- Directed by: Richard Dewey
- Based on: "How Tom Wolfe Became ... Tom Wolfe" by Michael Lewis
- Produced by: Richard Dewey; Andy Fortenbacher; Chris Laszlo; ;
- Edited by: Brian Gersten
- Music by: Alex Mansour; Luke Schwartz; ;
- Release date: September 15, 2023;
- Running time: 76 minutes
- Country: United States
- Language: English

= Radical Wolfe =

2023 American documentary film

Radical Wolfe is a 2023 American documentary film directed by Richard Dewey.

==Summary==
The film is about the life and work of the American journalist and writer Tom Wolfe.
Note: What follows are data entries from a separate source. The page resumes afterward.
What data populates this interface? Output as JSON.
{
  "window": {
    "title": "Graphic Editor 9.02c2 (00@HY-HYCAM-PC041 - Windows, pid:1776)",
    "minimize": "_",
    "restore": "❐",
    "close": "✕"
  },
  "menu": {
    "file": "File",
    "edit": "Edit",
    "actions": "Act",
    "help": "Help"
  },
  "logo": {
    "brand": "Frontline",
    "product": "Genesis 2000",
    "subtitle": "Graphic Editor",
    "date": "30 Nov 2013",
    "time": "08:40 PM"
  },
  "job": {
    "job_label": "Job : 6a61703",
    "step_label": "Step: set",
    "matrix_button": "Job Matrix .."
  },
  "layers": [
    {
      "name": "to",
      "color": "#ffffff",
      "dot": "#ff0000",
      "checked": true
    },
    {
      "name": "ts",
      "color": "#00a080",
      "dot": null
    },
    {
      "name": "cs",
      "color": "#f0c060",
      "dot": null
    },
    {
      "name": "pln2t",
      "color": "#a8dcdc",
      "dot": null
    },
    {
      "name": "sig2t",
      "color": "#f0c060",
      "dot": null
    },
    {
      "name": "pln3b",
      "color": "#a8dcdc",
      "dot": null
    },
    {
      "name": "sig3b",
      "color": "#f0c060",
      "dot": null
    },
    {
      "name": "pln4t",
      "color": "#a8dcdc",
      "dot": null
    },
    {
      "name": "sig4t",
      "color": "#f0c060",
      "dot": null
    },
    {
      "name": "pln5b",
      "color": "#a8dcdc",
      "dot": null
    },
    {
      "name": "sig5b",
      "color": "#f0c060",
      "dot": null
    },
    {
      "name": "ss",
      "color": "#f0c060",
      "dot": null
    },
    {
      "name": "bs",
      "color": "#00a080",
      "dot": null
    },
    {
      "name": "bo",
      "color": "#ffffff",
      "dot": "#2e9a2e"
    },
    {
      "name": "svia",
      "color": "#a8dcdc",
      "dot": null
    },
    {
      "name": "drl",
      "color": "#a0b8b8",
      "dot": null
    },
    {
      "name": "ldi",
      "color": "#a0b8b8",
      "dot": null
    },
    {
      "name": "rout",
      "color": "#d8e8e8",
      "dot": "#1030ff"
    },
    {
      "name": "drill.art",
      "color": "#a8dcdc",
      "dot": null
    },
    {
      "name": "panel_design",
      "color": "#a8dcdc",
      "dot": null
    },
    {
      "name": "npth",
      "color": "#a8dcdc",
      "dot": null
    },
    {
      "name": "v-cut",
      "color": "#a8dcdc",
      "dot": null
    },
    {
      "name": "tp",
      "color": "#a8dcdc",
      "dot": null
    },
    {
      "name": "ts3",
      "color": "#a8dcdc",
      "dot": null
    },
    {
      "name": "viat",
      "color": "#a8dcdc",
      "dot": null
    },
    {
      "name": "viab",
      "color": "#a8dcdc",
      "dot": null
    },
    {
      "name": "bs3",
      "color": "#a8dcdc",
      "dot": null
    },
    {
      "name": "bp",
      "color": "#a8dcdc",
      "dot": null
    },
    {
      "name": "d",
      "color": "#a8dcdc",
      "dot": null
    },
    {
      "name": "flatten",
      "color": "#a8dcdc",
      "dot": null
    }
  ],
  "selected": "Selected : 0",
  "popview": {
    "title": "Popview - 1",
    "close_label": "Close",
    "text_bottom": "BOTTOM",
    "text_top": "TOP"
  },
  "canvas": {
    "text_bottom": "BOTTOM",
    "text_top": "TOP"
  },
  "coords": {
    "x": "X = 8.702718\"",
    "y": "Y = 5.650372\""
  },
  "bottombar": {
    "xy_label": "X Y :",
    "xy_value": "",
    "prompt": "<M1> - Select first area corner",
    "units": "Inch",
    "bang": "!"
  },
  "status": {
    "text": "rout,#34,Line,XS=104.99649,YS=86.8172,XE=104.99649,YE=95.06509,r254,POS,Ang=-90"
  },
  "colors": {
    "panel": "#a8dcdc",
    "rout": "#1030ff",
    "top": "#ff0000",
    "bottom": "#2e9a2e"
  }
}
It is based on the article "How Tom Wolfe Became ... Tom Wolfe" by Michael Lewis, published in Vanity Fair in 2015. Special attention is given to the creation and reception of Wolfe's essay "These Radical Chic Evenings", published in New York magazine in 1970.

==Reception==
The Los Angeles Times described the film as "always lively" and "a sprightly look at what made the reporter-trained Wolfe into the insider's outsider, how he made the leap to explicating — in supercharged, acrobatic sentences — our fast-changing, roving world of cliques, castes and subgroups". Variety called it "a highly entertaining movie that manages to pack in more or less every important thing you’d want to know about Tom Wolfe".